Doğayı katlediyoruz.
Çevreyi kirletiyoruz.
Ormanları yakıyoruz.
Denizleri yok ediyoruz.
Kadına yönelik şiddet durmuyor.
Kadın cinayetleri bitmiyor.
Taciz, tecavüz ve çocuk istismarı engellenemiyor.
Faillere hak ettikleri cezai yaptırımlar uygulanmıyor.
Katiller, sapıklar, pedofiller aramızda dolaşıyor.
Ve en acısı; biz adaleti sosyal medyada arar olduk.
Parti liderleri örgütlü mücadeleden söz eder ya; hepsi boş. (Sivil toplum kuruluşları hariç.)
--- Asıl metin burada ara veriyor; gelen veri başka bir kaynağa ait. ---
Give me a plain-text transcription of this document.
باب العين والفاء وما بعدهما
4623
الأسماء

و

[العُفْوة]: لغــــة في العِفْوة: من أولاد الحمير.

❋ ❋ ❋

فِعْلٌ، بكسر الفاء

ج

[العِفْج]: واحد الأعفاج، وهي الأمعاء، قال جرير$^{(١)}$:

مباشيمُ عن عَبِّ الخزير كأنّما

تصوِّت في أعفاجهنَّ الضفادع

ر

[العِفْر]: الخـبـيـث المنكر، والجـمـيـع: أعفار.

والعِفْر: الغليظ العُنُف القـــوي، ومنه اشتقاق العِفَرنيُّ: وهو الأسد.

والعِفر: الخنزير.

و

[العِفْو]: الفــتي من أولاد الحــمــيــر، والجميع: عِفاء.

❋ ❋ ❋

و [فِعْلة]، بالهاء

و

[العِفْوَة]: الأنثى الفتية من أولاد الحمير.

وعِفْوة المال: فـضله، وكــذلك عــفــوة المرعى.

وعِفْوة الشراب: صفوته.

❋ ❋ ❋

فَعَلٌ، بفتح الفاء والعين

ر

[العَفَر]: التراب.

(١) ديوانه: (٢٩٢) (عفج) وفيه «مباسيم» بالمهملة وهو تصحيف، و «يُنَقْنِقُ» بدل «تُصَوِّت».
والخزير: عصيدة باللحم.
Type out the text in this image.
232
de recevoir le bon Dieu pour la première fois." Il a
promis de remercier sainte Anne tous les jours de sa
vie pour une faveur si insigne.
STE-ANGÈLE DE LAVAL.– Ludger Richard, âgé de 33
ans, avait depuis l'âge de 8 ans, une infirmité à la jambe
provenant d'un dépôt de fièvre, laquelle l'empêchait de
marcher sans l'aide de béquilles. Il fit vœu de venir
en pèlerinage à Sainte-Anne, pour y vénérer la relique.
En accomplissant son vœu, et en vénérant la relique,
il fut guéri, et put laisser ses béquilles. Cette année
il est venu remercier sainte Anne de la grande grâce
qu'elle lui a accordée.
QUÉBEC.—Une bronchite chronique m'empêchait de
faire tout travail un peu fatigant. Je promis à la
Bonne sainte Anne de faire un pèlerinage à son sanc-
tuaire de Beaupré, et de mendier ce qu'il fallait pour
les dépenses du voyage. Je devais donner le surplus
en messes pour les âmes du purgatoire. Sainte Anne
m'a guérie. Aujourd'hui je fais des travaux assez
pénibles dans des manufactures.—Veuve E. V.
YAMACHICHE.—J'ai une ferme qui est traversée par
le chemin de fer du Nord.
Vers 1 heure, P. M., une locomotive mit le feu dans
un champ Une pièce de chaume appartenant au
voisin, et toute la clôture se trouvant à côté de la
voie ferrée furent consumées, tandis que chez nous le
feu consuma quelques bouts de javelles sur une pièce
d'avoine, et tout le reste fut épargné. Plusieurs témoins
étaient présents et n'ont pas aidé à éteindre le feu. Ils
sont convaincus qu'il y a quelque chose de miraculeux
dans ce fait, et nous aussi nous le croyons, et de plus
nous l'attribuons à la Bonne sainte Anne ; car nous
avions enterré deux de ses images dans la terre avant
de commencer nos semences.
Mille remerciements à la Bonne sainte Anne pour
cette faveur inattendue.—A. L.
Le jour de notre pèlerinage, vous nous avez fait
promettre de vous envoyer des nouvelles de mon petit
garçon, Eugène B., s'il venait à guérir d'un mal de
Siyasilerin sağlayamadığı örgütlülüğü sosyal medya ışık hızıyla sağlıyor.
Evet, bu çağdan nefret ediyorum. Çünkü teknoloji böylesine gelişmişken insanlık gerilemeye başladı.
“Ne vakit bir yaşamak düşünsem
Bu kurtlar sofrasında belki zor
Ayıpsız fakat ellerimizi kirletmeden” diyor ya şair.
Evet çok zor. Hele hele ellerimizi taşın altına koymadan, çamura bulanmadan çok zor.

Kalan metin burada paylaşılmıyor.